Communication: it means more than just sending.

It is Wednesday again and time for my monthly tirade. When did sending an email to someone or not reaching them on the phone constitute legally apprising them of a contractual issue? There is a reason that email systems have a receipt or receipt requested feature (for that one person in the back, you can request notification that someone has received a specific email from you). Successful communication, to me, means you sent a message AND received acknowledgment of receipt and understanding of the message (ACK and NACK in computerese).


As I said last week, this is the time of year when I am renewing contracts with service providers for some of my clients (and some services I use as well). One of my providers claims to have been trying to get word to me all month (January) that the terms of use for some services I use have changed and some of my sites are not in compliance with the new regulations. Now, understand, they have two phone numbers for me plus an emergency contact number, in case of phone problems, and all my phone numbers have voice mail systems that have been continuously up and fully functional all month in addition to being one of a very few that have my private email address and yet they did not actually get any message to me until Monday; after I pointed out to them that some websites were not working correctly.


I dutifully pulled and scanned the transaction logs for all of my email addresses, and sure enough, they had sent me an email last Friday, that immediately went into the junk folder based on its content and NOT from a recognized addressee. It seems that they have hired a third party to negotiate with grandfathered in clients who have long-standing contracts such as mine that no longer fit with their notion of an ideal client. These folks are really good at coding emails and this one was lovely with some nice graphics, 5 or more links to outside sources, a few phone numbers, etc. In short, the spam filter immediately recognized it as spam and dealt with it appropriately.


So, notes about spam and spam rules. most email clients and some of the better webmail clients have a dual verification system for junk mail (sorry, wanted to use both junk mail and spam because the email clients use those words interchangeably). Part 1 is to check and see if the sender is in your address book (this is not your whitelist, but can function as one if you turn this feature on); if the sender is in your address book, you can have the email allowed even if it contains suspicious content. Part 2 is to score the email based on its content; a number of factors come into play, how many people is it sent to (more recipients means more likely spam) does it contain graphics that are not identified (a photo carefully tagged as company logo or mountain cottage is fine, one with no tag adds to the spam likelihood score)(a graphic tagged “get your viagra here” gets a really high score), does it contain links (lots of links means a high spam score), do the links point to known “No No” sites (guaranteed spam). After this and other factors are considered; a high spam score gets the email treated as spam and a low score allows it to pass into your inbox.

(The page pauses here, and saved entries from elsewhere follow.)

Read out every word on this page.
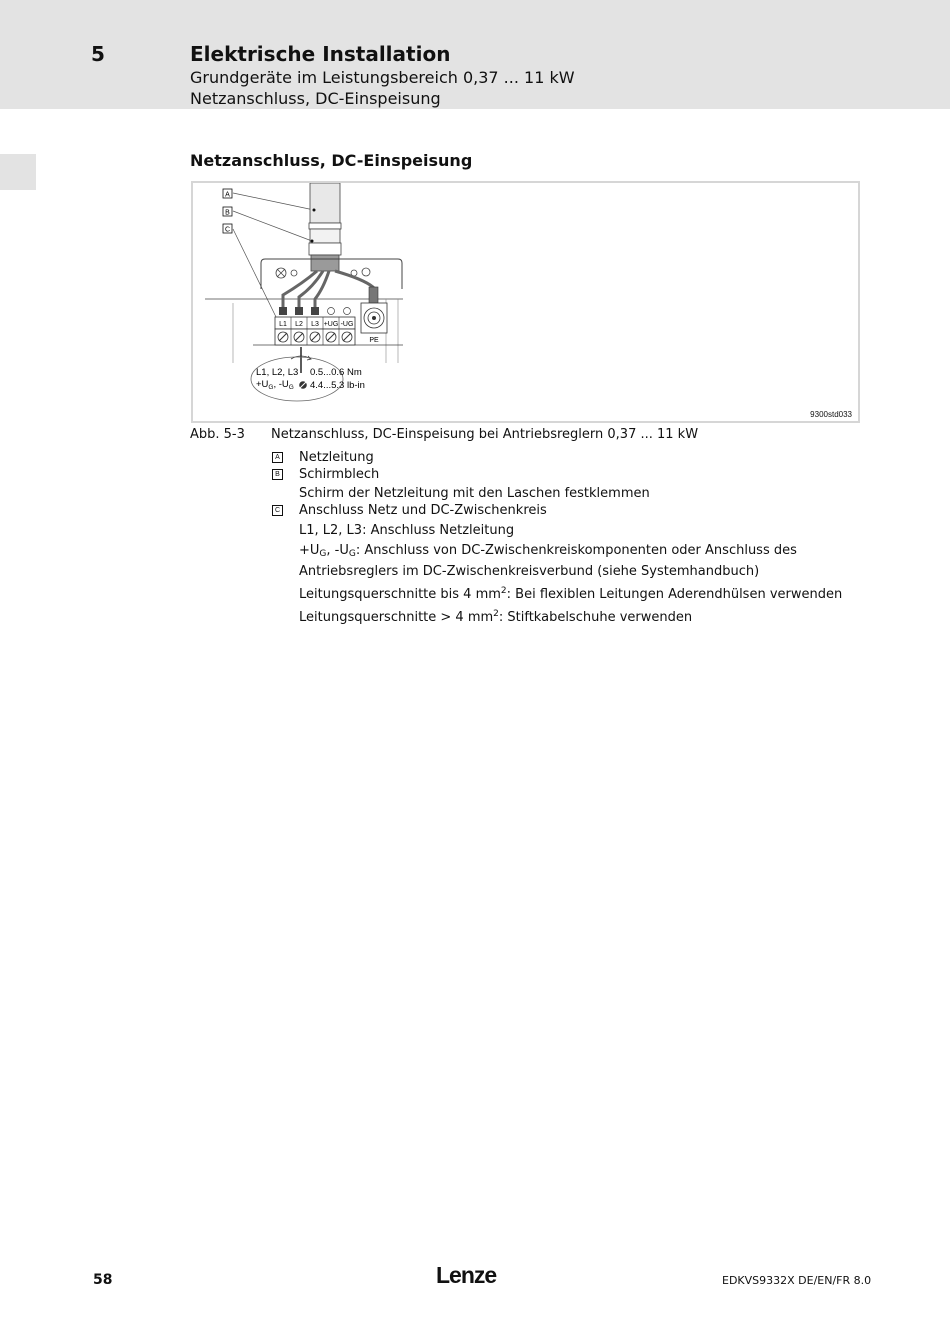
5	Elektrische Installation
Grundgeräte im Leistungsbereich 0,37 ... 11 kW
Netzanschluss, DC-Einspeisung
Netzanschluss, DC-Einspeisung
A
B
C
L1 L2 L3 +UG -UG
PE
L1, L2, L3
$+U_G$, $-U_G$
0.5...0.6 Nm
4.4...5.3 lb-in
9300std033
Abb. 5-3 Netzanschluss, DC-Einspeisung bei Antriebsreglern 0,37 ... 11 kW
A Netzleitung
B Schirmblech
Schirm der Netzleitung mit den Laschen festklemmen
C Anschluss Netz und DC-Zwischenkreis
L1, L2, L3: Anschluss Netzleitung
$+U_G$, $-U_G$: Anschluss von DC-Zwischenkreiskomponenten oder Anschluss des Antriebsreglers im DC-Zwischenkreisverbund (siehe Systemhandbuch)
Leitungsquerschnitte bis 4 $mm^2$: Bei flexiblen Leitungen Aderendhülsen verwenden
Leitungsquerschnitte > 4 $mm^2$: Stiftkabelschuhe verwenden
58	Lenze	EDKVS9332X DE/EN/FR 8.0
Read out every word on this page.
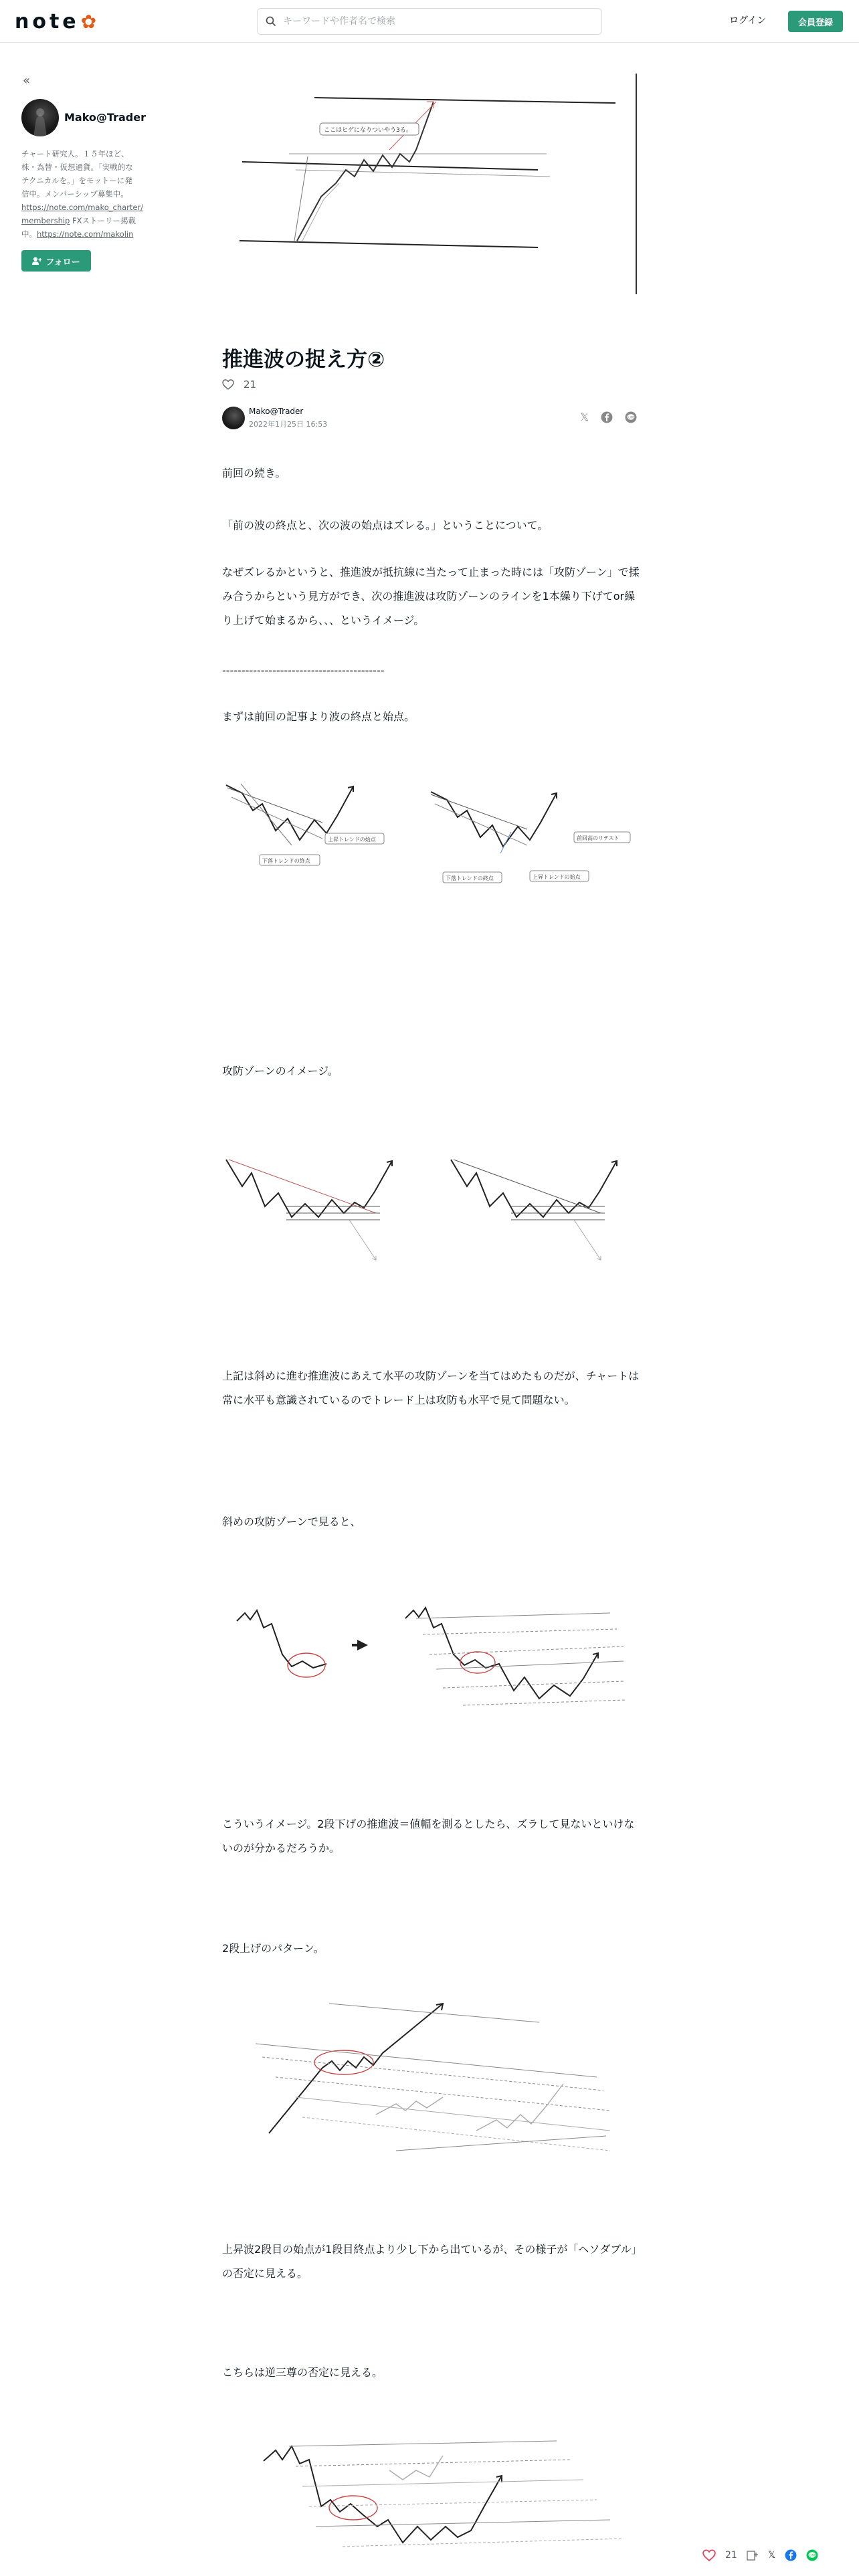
note ✿
キーワードや作者名で検索	ログイン	会員登録
«
Mako@Trader
チャート研究人。１５年ほど、
株・為替・仮想通貨。「実戦的な
テクニカルを。」をモットーに発
信中。メンバーシップ募集中。
https://note.com/mako_charter/
membership FXストーリー掲載
中。https://note.com/makolin
フォロー
ここはヒゲになりついやう3る。
推進波の捉え方②
21
Mako@Trader
2022年1月25日 16:53
𝕏	LINE
前回の続き。
「前の波の終点と、次の波の始点はズレる。」ということについて。
なぜズレるかというと、推進波が抵抗線に当たって止まった時には「攻防ゾーン」で揉み合うからという見方ができ、次の推進波は攻防ゾーンのラインを1本繰り下げてor繰り上げて始まるから、、、というイメージ。
------------------------------------------
まずは前回の記事より波の終点と始点。
上昇トレンドの始点
下落トレンドの終点
前回高のリテスト
下落トレンドの終点	上昇トレンドの始点
攻防ゾーンのイメージ。
上記は斜めに進む推進波にあえて水平の攻防ゾーンを当てはめたものだが、チャートは常に水平も意識されているのでトレード上は攻防も水平で見て問題ない。
斜めの攻防ゾーンで見ると、
こういうイメージ。2段下げの推進波＝値幅を測るとしたら、ズラして見ないといけないのが分かるだろうか。
2段上げのパターン。
上昇波2段目の始点が1段目終点より少し下から出ているが、その様子が「ヘソダブル」の否定に見える。
こちらは逆三尊の否定に見える。
21	𝕏	LINE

In addition, some email clients (Thunderbird, Outlook webmail, Microsoft Outlook, Google mail) have the ability to learn what kind of emails you consider as spam (junk mail). This feature takes some time and effort on the user’s part but can be very helpful; the intelligence in these features can see similarities when a spammer is changing their outgoing address, recognize similar addresses, servers, businesses, etc. It may take a month or more of the user identifying emails as spam (and as not spam) but I have been impressed with the results once you get enough information into the system.